• High level description of market need and how the product addresses that need (an evangelist's pitch that is hopefully in your story already)
• Market size – this has to be bottoms up. Not "American companies spend $6 gadzillion per year on software. We address 15% of that market." Instead, "There are 2.5 million logical potential customers in our market. Our product will cost $2,000/year/customer. That makes for a $5 billion Total Addressable Market." Beyond that, do anything you can to offer insight on how that market is segmented and which segments are most attractive.
• Business model / unit economics – how does your business actually make money at the level of an individual sale/customer? Price – COGS = gross profit. Then what's the sales/customer acquisition model? You need to really understand this in a detailed way so that the investor can see how the business builds up into something which, with lots of customers, will clearly cover it's variable and selling costs, and then corporate overhead, and ultimately drive profits.

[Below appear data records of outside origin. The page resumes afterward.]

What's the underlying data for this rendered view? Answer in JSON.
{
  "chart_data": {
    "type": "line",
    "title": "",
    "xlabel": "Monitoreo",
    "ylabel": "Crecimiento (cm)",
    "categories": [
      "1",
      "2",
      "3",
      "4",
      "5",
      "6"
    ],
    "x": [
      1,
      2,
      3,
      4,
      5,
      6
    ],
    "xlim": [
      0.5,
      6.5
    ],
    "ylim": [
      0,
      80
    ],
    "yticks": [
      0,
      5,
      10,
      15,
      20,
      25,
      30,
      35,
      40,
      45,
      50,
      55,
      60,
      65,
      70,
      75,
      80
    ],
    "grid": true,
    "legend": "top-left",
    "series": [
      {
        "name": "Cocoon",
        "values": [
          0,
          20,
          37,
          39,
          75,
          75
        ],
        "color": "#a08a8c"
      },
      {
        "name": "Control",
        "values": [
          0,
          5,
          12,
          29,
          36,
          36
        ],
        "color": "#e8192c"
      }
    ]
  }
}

• Competition – be honest and expansive. In addition to the obvious direct competitors, give some thought to the other questions investors will ask. "Why couldn't Google build this and crush you?" "Is this really a big enough pain point that the status quo won't prevail?" "Can't big customers just build this themselves?"
• Go to Market Strategy – we alluded to it in the Unit Economics, but this has got to be a believable story about how you acquire customers and, hopefully, do it at ever decreasing costs/customer.
The above may be painfully obvious to some, but there's nuance within each for any particular situation. Again, I encourage you to get an "expert" on these processes to walk through each of these sections and think comprehensively about how they apply to your business.
Some of this work will result in you tweaking the arc of your story a bit. But much of it will not. This work will become your "back pocket" analysis – things you'll do the work on and then keep handy, knowing you're likely to be asked. I can tell you that there are few things that impress a VC more than asking what they think is a brilliant, insightful question and then having the team come back immediately with an answer of "Great question. We've thought a lot about that. Let me share some analysis." If it's well-packaged and pretty analysis, so much the better. It's the kind of thing that leads the VC to go back to her partners and say, "Man, these guys are good. We asked a couple of deep dive questions on tough issues andthey were way out ahead of us – they'd already done the work. They've really thought through and deeply understand their business."